A recent paper from more than a dozen researchers, including several NASA scientists, explores the question of how we can avoid a possible collision between the asteroid and the moon.

The paper, which is yet to be peer reviewed, was spearheaded by Brent Barbee from the Department of Aerospace Engineering at the University of Maryland and a flight Dynamics Engineer at NASA’s Goddard Space Flight Center. It lays out three possible methods to deal with 2024 YR4. Here’s what they are:

Deflection

Deflection means giving the asteroid a small push to change its path so it misses the moon. NASA tested this in 2022 with the DART mission, smashing a spacecraft into an asteroid to shift its orbit.

For 2024 YR4, though, this is risky, as scientists don’t know exactly what it’s made of. Observations suggest it’s about 60 metres wide and stony, but its mass is uncertain – it could be a solid rock or a loose pile of rubble. A nudge might break it into pieces, and one of those pieces could still hit the moon.

“Deflection missions were assessed and appear impractical,” the paper said.

Robust disruption

Since deflecting the asteroid is out of question, the next possibility is robust disruption. This means hitting the asteroid with enough force to break it into pieces no larger than 10 metres. The fragments would spread out and no longer be a threat, explained ZME Science.

Researchers say a heavier, faster version of the DART spacecraft could do this, and there are launch windows that would allow a mission before 2032.

Nuclear explosion

The last option is a nuclear explosive device detonated a short distance from the asteroid.

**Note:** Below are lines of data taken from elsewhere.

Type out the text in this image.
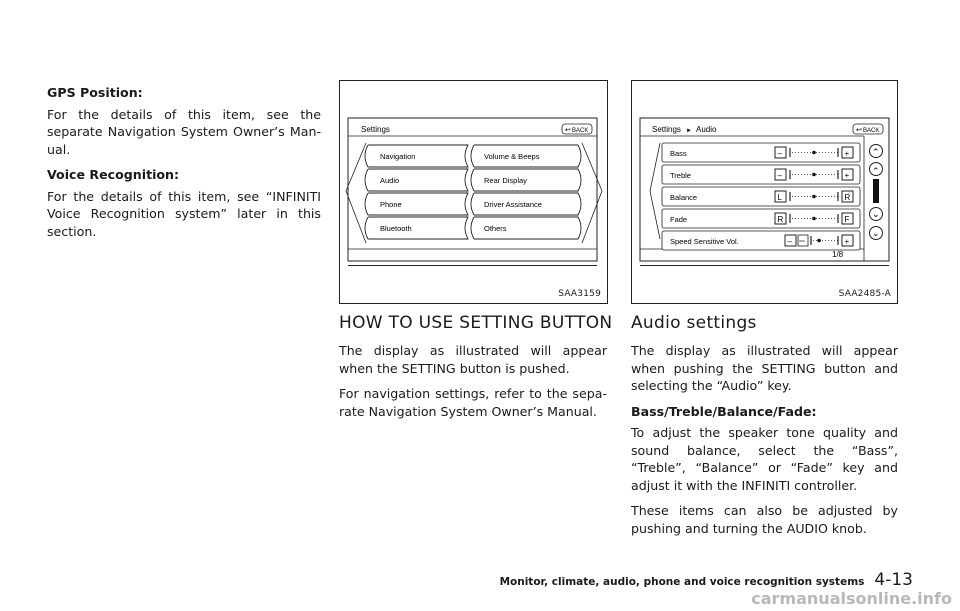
GPS Position:

For the details of this item, see the separate Navigation System Owner’s Man-ual.

Voice Recognition:

For the details of this item, see “INFINITI Voice Recognition system” later in this section.

Settings	↩ BACK
Navigation
Audio
Phone
Bluetooth
Volume & Beeps
Rear Display
Driver Assistance
Others
SAA3159
Settings ► Audio	↩ BACK
Bass	–	+
Treble	–	+
Balance	L	R
Fade	R	F
Speed Sensitive Vol.	– OFF	+
1/8
⌃
⌃
⌄
⌄
SAA2485-A
HOW TO USE SETTING BUTTON Audio settings

The display as illustrated will appear when the SETTING button is pushed.

For navigation settings, refer to the sepa-rate Navigation System Owner’s Manual.

The display as illustrated will appear when pushing the SETTING button and selecting the “Audio” key.

Bass/Treble/Balance/Fade:

To adjust the speaker tone quality and sound balance, select the “Bass”, “Treble”, “Balance” or “Fade” key and adjust it with the INFINITI controller.

These items can also be adjusted by pushing and turning the AUDIO knob.

Monitor, climate, audio, phone and voice recognition systems 4-13
carmanualsonline.info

A standoff blast would vapourise a thin layer of surface rock, and that vaporised material would blow off and shatter the asteroid. The paper finds a 1‑megaton device could robustly break even the heaviest version of 2024 YR4, with a safe detonation distance of about 85 metres — roughly 60 times the yield of the Hiroshima bomb.

What will happen if the asteroid hits the moon?

If the asteroid does hit the moon in 2032, its impact could launch a huge cloud of lunar rock and dust. Some of this debris might reach low‑earth orbit, posing a serious risk to satellites and even spacecraft.

“This could produce debris up to 1,000 times above background levels over just a few days, possibly threatening astronauts and spacecraft,” the researchers wrote in the paper.